As situações ainda podem se tornar bem interessantes no caso de dois personagens terem Atitudes diferentes um pelo outro. Digamos que um deles tenha uma Atitude Equilibrada e o outro Dissonante. Ou Atitudes diferentes com relação ao mesmo tema, como uma religião ou governo específico e, ao mesmo tempo, Atitudes Equilibradas e amigáveis um e relação ao outro. A gama de conflitos que podem ser criados é infinita.

Claro que esses conflitos não serão eternos, pois toda mudança de Atitude é possível, mas é difícil e leva um certo tempo. Essa mudança irá depender mais dos jogadores e de sua interpretação do que da vontade do mestre ou das regras. O mestre só interfere quando se tratar de NPCs, como veremos a seguir.

Mudança de Atitude
Outra maneira bem interessante de usar essa teoria é em jogos onde a política, a negociação, a lábia, a diplomacia, a sedução e a intimidação entram em cena. Numa mesa onde todos os jogadores e NPCs possuem Atitudes, interpretar essas situações fica muito mais divertido.

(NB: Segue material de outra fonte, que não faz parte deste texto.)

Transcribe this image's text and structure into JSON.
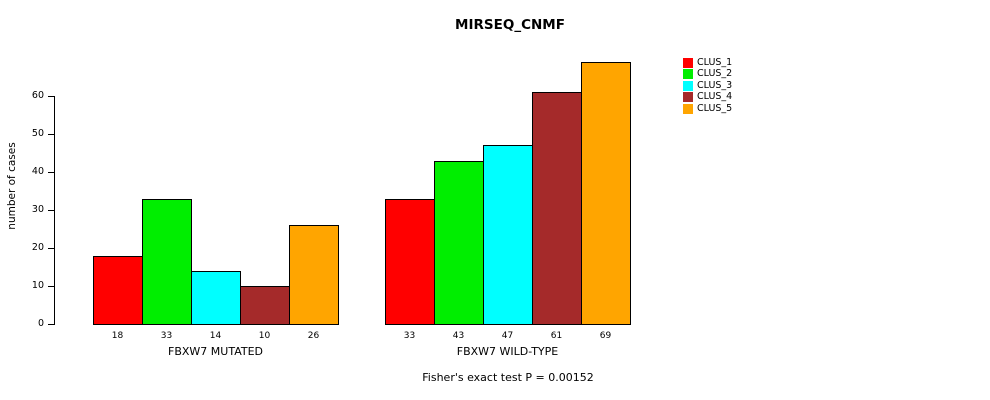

Imaginem que os personagens dos jogadores precisam convencer um aliado importante de um rei/presidente/imperador a traí-lo. Aqui, não importa qual o sistema está sendo usado, pois vários deles possuem regras próprias para isso, desde Gurps até D&D.

O mestre, antes de tudo, define qual é a Atitude desse NPC em relação ao seu superior e se ela é Equilibrada ou está Dissonante. Como mestre, não entregue essa informação de maneira fácil aos jogadores. Estimule-os a manter e interpretar uma conversa com esse NPC e, a partir das informações que surgirem daí, eles vão tentar entender qual é a Atitude dessa pessoa com relação ao seu superior.

Com essa informação em mãos, os jogadores podem optar por uma abordagem voltada para o lado cognitivo, usando do conhecimento e da razão, como testes de diplomacia e negociação; ou uma abordagem voltada para o lado afetivo, como lábia e sedução; ou apelar para uma mudança brusca de comportamento através de ameaças, usando a intimidação.

Saber qual perícia usar em qual momento seria a chave para a vitória.

Primeiro exemplo
Se o NPC em questão disser que: o seu senhor é um tirano, faz a população de seu país passar fome e sofrimento e trata a todos ao seu redor com desprezo. Por outro lado, diz que o tem como a um verdadeiro pai, pois foi criado ao seu lado desde muito pequeno e sente muita gratidão por conta disso. E diz também que o serve como forma de retribuição pelo que já recebeu.

Pois bem, usar de negociação ou diplomacia, nesse caso, não resultaria efeito algum. Afinal, o NPC já está convencido de que seu senhor não é das melhores pessoas. Ao invés disso, se sedução ou lábia forem usadas para se modificar o componente afetivo fica mais fácil. Alterando o componente afetivo e deixando-o igual ao componente cognitivo, aumentam as chances de seu comportamento também seguir esse novo equilíbrio e a traição acontecer.

Com lábia, é possível alterar os afetos do NPC em relação ao seu senhor, colocando-o numa situação em que ele gosta de alguém que despreza a todos. Com sedução, é possível opor os sentimentos do NPC com relação ao seu senhor e a pessoa que o seduziu, fazendo-o se decidir entre um e outro (é mais arriscado mas igualmente efetivo).

Segundo exemplo
Se o NPC em questão disser que: o seu senhor é um bom líder, é justo e atende aos pedidos de seu povo e aos tratados de paz com outras nações. Por outro lado, o detesta por ser autoritário e exigente demais com ele. Mas o serve por dever cívico com relação ao seu país.

Nesse caso, uma maneira fácil de convencimento é dar motivos para alimentar ainda mais os afetos do NPC. Fazendo testes de diplomacia, política e/ou negociação, para demonstrar erros e falhas em seu governo. Dessa forma, muda-se a opinião do NPC sobre as competências de seu senhor (Componente Cognitivo), tornando-as débeis e frágeis. Tornando o Componente Cognitivo similar ao Afetivo fica mais fácil provocar uma mudança de comportamento e uma possível traição.

Aplicação em Sistemas e Cenários
Essa teoria e o conceito de Atitude pode ser usado em qualquer sistema ou cenário como complemento às suas regras de intimidação, lábia, sedução e diplomacia. Essa teoria também é muito boa quando se quer explorar melhor o relacionamento entre os jogadores ou entre jogadores e NPCs.

Um comentário:

Anônimo disse...

Muito bom o texto, fácil de entender.